Um exemplo de raciocínio terapêutico em Dor Facial.

Para tratar uma DTM (disfunção temporomandibular), eu preciso reunir uma série de informações e desenvolver um raciocínio terapêutico, algo como um detetive, desses de filmes, desvendando um mistério.

Primeiro escuto atentamente meu paciente. Além do que ele me fala com a boca, interpreto o que ele me fala com os gestos, com sua roupa,  com suas atitudes, contadas nas conversas ou relativas a uma possível companhia trouxe para a consulta.

O que eu busco, além desses aspectos mais subjetivos, é a origem biológica de sua doença.   Pode ser algo muscular, articular, neurológico, somente facial ou envolvendo outras doenças. Cada situação dessas exigirá uma abordagem diferente e muitas vezes, a colaboração de outros profissionais.  Para você entender, conto rapidamente ao linha de raciocínio terapêutico de um exemplo reincidente em minha clínica.

Paciente com 56 anos, feminino, relata dor intensa na face ao acordar, agravado com a mastigação de alimentos mais duros como torradas. Sente a dor de forma difusa nas duas faces e uma outra, mais forte, em forma de agulhada, no ouvido esquerdo. Nesse ouvido tem a impressão de estar sempre “entupido” e sentir ali uma espécie de “areinha”. Já foi ao Otorrino que diz não ter nenhuma infecção ou motivo para aquilo.  Relata ainda ter uma dor de cabeça antiga, que vai e volta e era pior quando menstruava. Essa dor sempre provocou uma certa “ânsia”, sensibilidade à luz e ao som alto. Piorava se fizesse qualquer esforço, como por exemplo subir uma escada. Se declara muito nervosa e detalhista no trabalho.

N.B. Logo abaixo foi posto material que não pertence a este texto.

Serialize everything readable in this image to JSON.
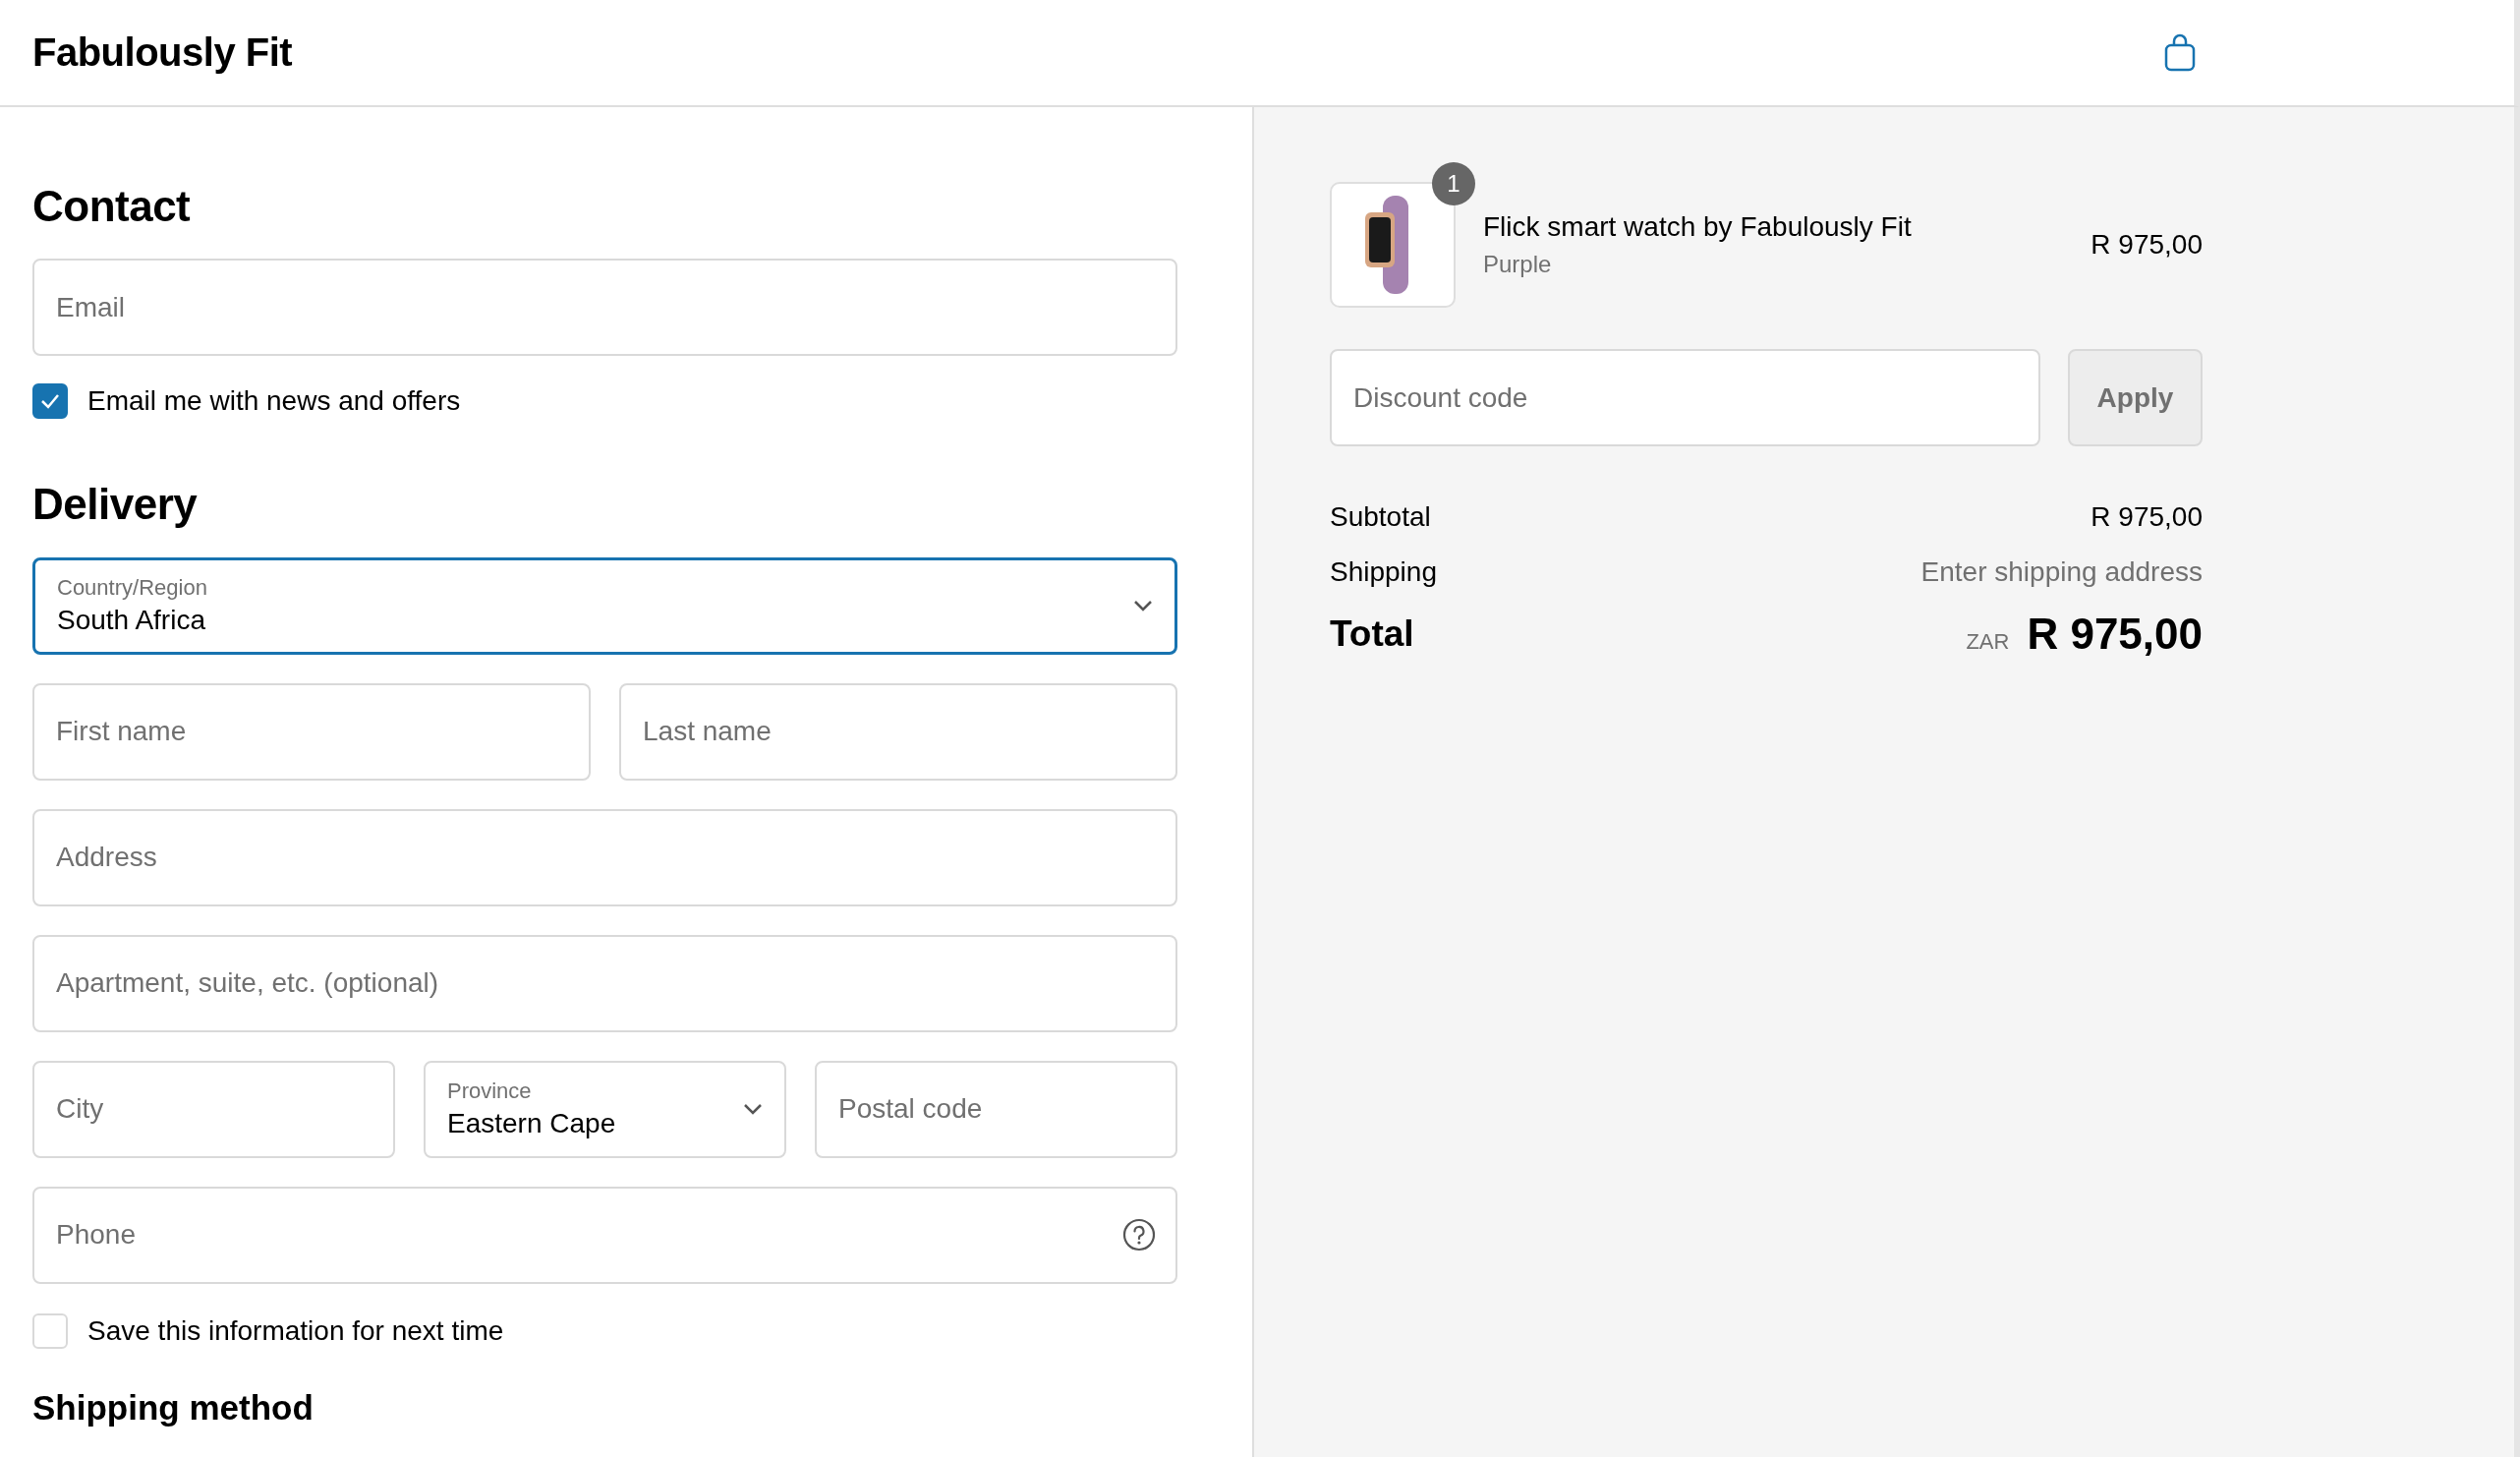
{
  "header": {
    "brand": "Fabulously Fit"
  },
  "contact": {
    "title": "Contact",
    "email": {
      "placeholder": "Email"
    },
    "newsletter": {
      "label": "Email me with news and offers",
      "checked": true
    }
  },
  "delivery": {
    "title": "Delivery",
    "rows": [
      [
        {
          "kind": "select",
          "label": "Country/Region",
          "value": "South Africa",
          "focused": true
        }
      ],
      [
        {
          "kind": "text",
          "placeholder": "First name"
        },
        {
          "kind": "text",
          "placeholder": "Last name"
        }
      ],
      [
        {
          "kind": "text",
          "placeholder": "Address"
        }
      ],
      [
        {
          "kind": "text",
          "placeholder": "Apartment, suite, etc. (optional)"
        }
      ],
      [
        {
          "kind": "text",
          "placeholder": "City"
        },
        {
          "kind": "select",
          "label": "Province",
          "value": "Eastern Cape",
          "focused": false
        },
        {
          "kind": "text",
          "placeholder": "Postal code"
        }
      ],
      [
        {
          "kind": "help",
          "placeholder": "Phone"
        }
      ]
    ],
    "save": {
      "label": "Save this information for next time",
      "checked": false
    }
  },
  "shipping_method": {
    "title": "Shipping method"
  },
  "summary": {
    "item": {
      "quantity": "1",
      "name": "Flick smart watch by Fabulously Fit",
      "variant": "Purple",
      "price": "R 975,00"
    },
    "discount": {
      "placeholder": "Discount code",
      "button": "Apply"
    },
    "lines": [
      {
        "label": "Subtotal",
        "value": "R 975,00",
        "muted": false
      },
      {
        "label": "Shipping",
        "value": "Enter shipping address",
        "muted": true
      }
    ],
    "total": {
      "label": "Total",
      "currency": "ZAR",
      "value": "R 975,00"
    }
  }
}
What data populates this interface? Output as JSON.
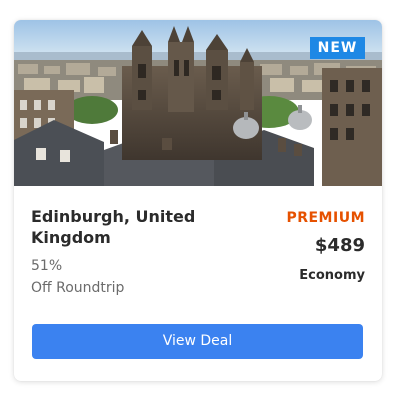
{
  "deal": {
    "badge": "NEW",
    "destination": "Edinburgh, United Kingdom",
    "discount_percent": "51%",
    "discount_label": "Off Roundtrip",
    "tier": "PREMIUM",
    "price": "$489",
    "cabin_class": "Economy",
    "cta_label": "View Deal"
  },
  "colors": {
    "badge_bg": "#1e88e5",
    "tier_text": "#e65100",
    "cta_bg": "#3b82f0"
  }
}
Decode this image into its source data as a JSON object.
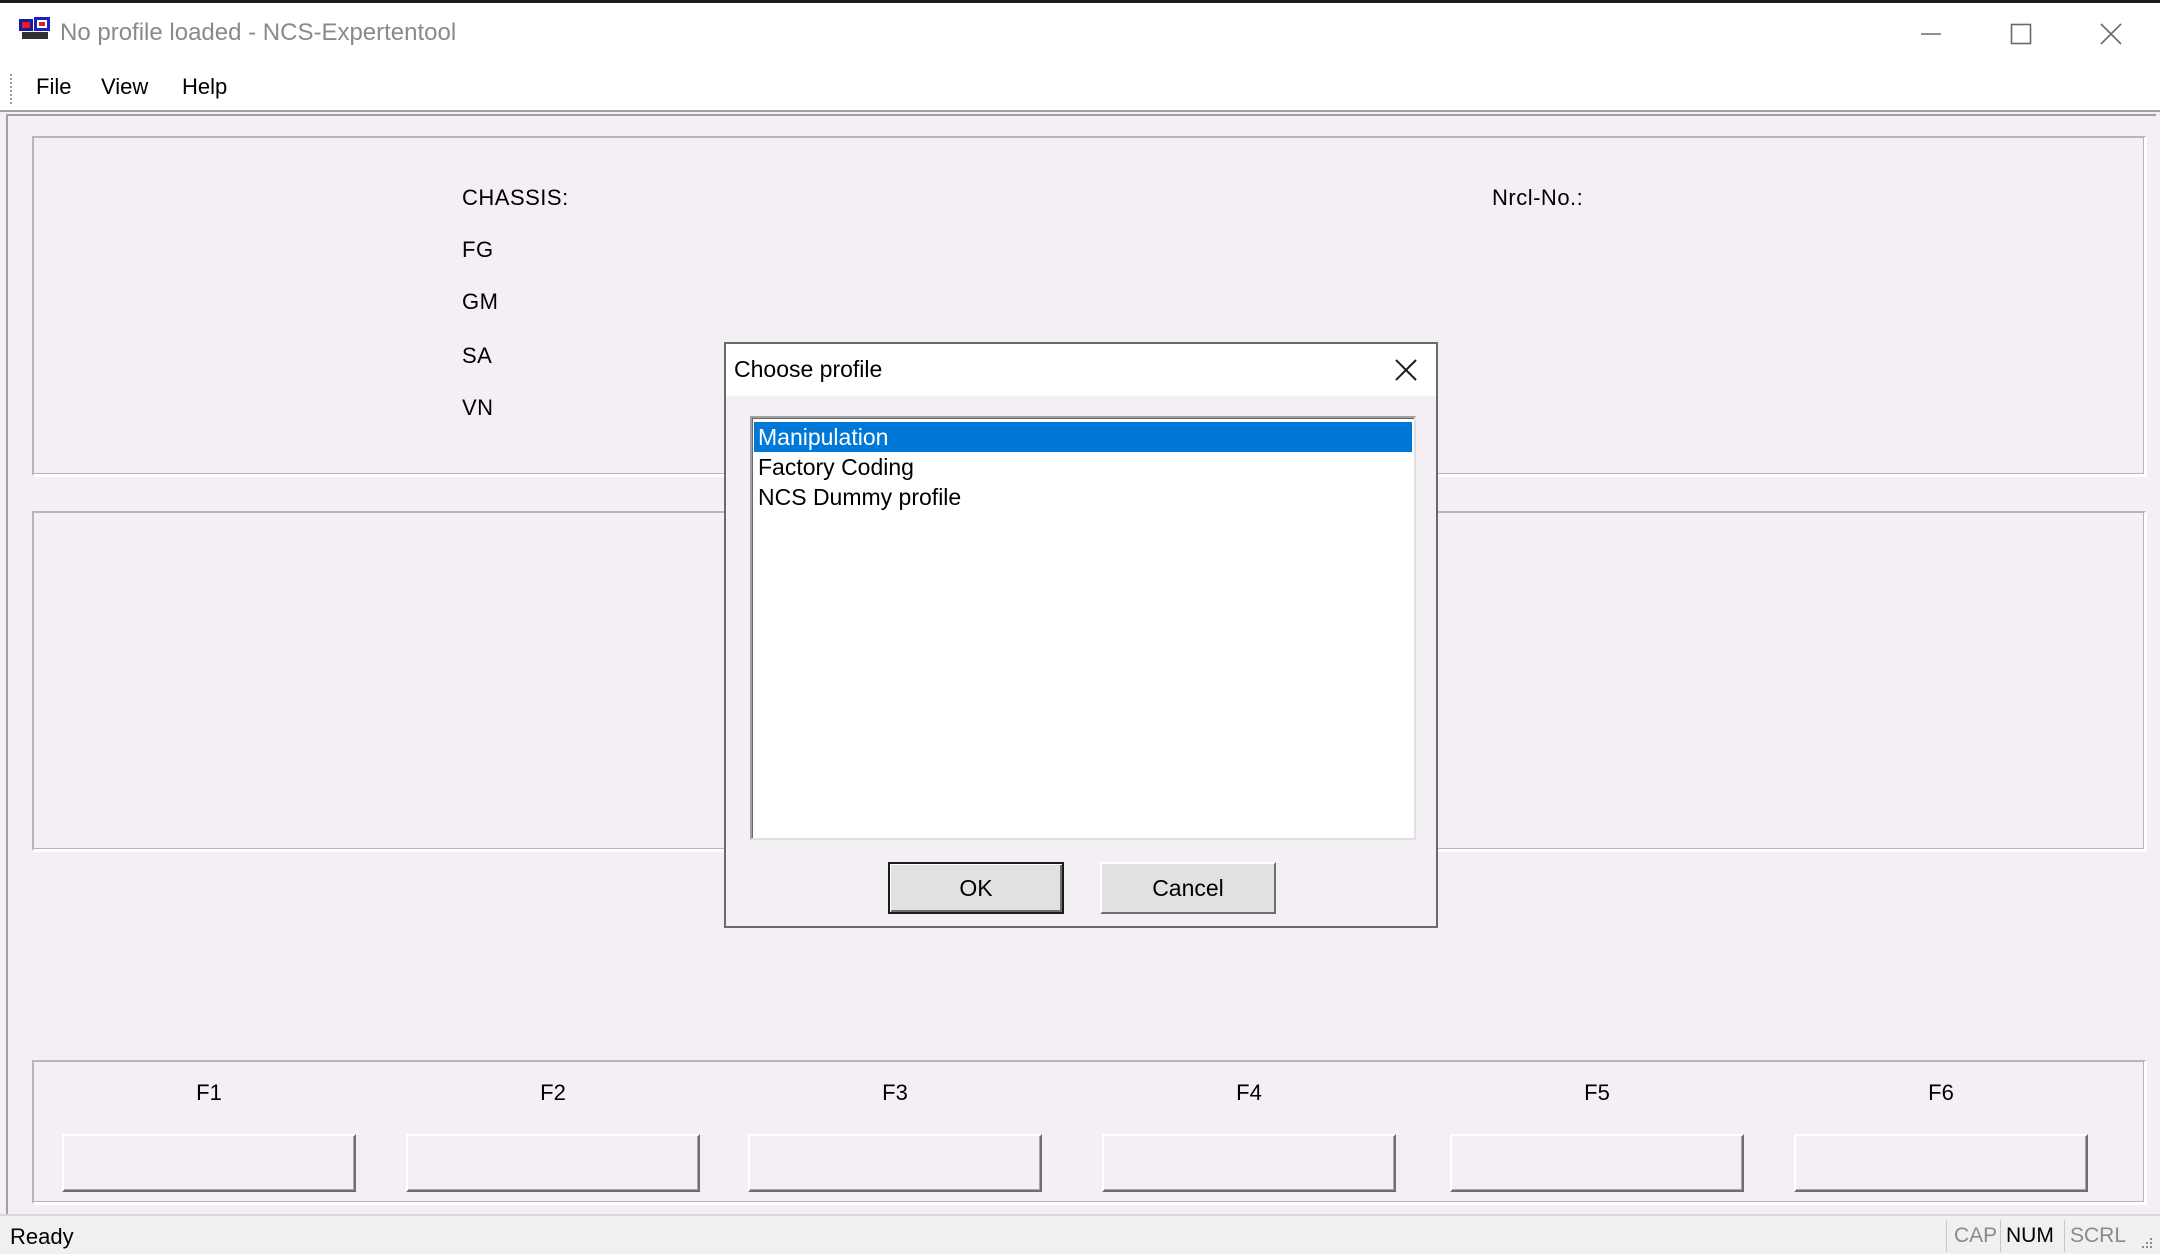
{
  "window": {
    "title": "No profile loaded - NCS-Expertentool",
    "icon": "ncs-app-icon",
    "controls": [
      "minimize-icon",
      "maximize-icon",
      "close-icon"
    ]
  },
  "menu": {
    "items": [
      {
        "label": "File"
      },
      {
        "label": "View"
      },
      {
        "label": "Help"
      }
    ]
  },
  "info": {
    "chassis_label": "CHASSIS:",
    "fg_label": "FG",
    "gm_label": "GM",
    "sa_label": "SA",
    "vn_label": "VN",
    "nrcl_label": "Nrcl-No.:"
  },
  "fkeys": [
    {
      "label": "F1"
    },
    {
      "label": "F2"
    },
    {
      "label": "F3"
    },
    {
      "label": "F4"
    },
    {
      "label": "F5"
    },
    {
      "label": "F6"
    }
  ],
  "dialog": {
    "title": "Choose profile",
    "profiles": [
      {
        "label": "Manipulation",
        "selected": true
      },
      {
        "label": "Factory Coding",
        "selected": false
      },
      {
        "label": "NCS Dummy profile",
        "selected": false
      }
    ],
    "ok_label": "OK",
    "cancel_label": "Cancel"
  },
  "status": {
    "text": "Ready",
    "cap": "CAP",
    "num": "NUM",
    "scrl": "SCRL"
  },
  "colors": {
    "selection": "#0078d7",
    "client_background": "#f4eff4",
    "title_text": "#8a8a8a"
  }
}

O meu raciocínio seria o seguinte:

A dor de cabeça antiga, com náuseas, relacionadas às variações hormonais, com foto/fonofobia e piora no exercício físico me faz pensar em um tipo especifico de dor de cabeça, a migrânea, também conhecida por enxaqueca.

A dor difusa e matinal na face é condizente com DTM muscular e ao exame físico pode aparecer nódulos musculares, os pontos “gatilho” que confirmariam tal situação. Os pontos gatilho são “gatilhos” porque disparam a dor.

A dor em forma de pontada, sensação de ouvido obstruído e o som de areia sendo esfregada leva o caso imediatamente para uma degeneração anatômica da ATM esquerda. A hipótese é que a paciente tenha uma osteoartrite.

Hipótese Diagnóstica: DTM muscular e articular, com osteoartrite em ATM esquerda e cefaléia tipo migrânea.

Plano terapêutico:
Imediato ( para debelar a crise): Agulhamento a seco nos pontos gatilho, ou uso de eletrochoque na musculatura afetada.

Para fazer em casa: Exercícios mandibulares, fisioterapia muscular da face, termoterapia (frio ou calor na dependência do paciente), tomar os remédios.

A médio prazo: Depois de controlar a crise  eu faria um aparelho (que não é o ortodôntico e têm técnica específica para sua confecção e está mais indicado para a DTM articular), continuaria com os agulhamentos, fisioterapia , exercícios mandibulares e medicação.

A médio/longo prazo: retiraria a medicação, encaminharia para um cefaliatra (neurologista) para controlarmos a migrânea e proporia uma psicoterapia para trabalhar a ansiedade. Faria sessões clínicas para reavaliações e nelas faria ajustes no aparelho e abordaria 4 temas fundamentais no controle da dor:

Dor e qualidade do sono,
Dor e alimentação,
Dor e exercício físico
Dor e estilo de vida – enfrentamento de problemas emocionais.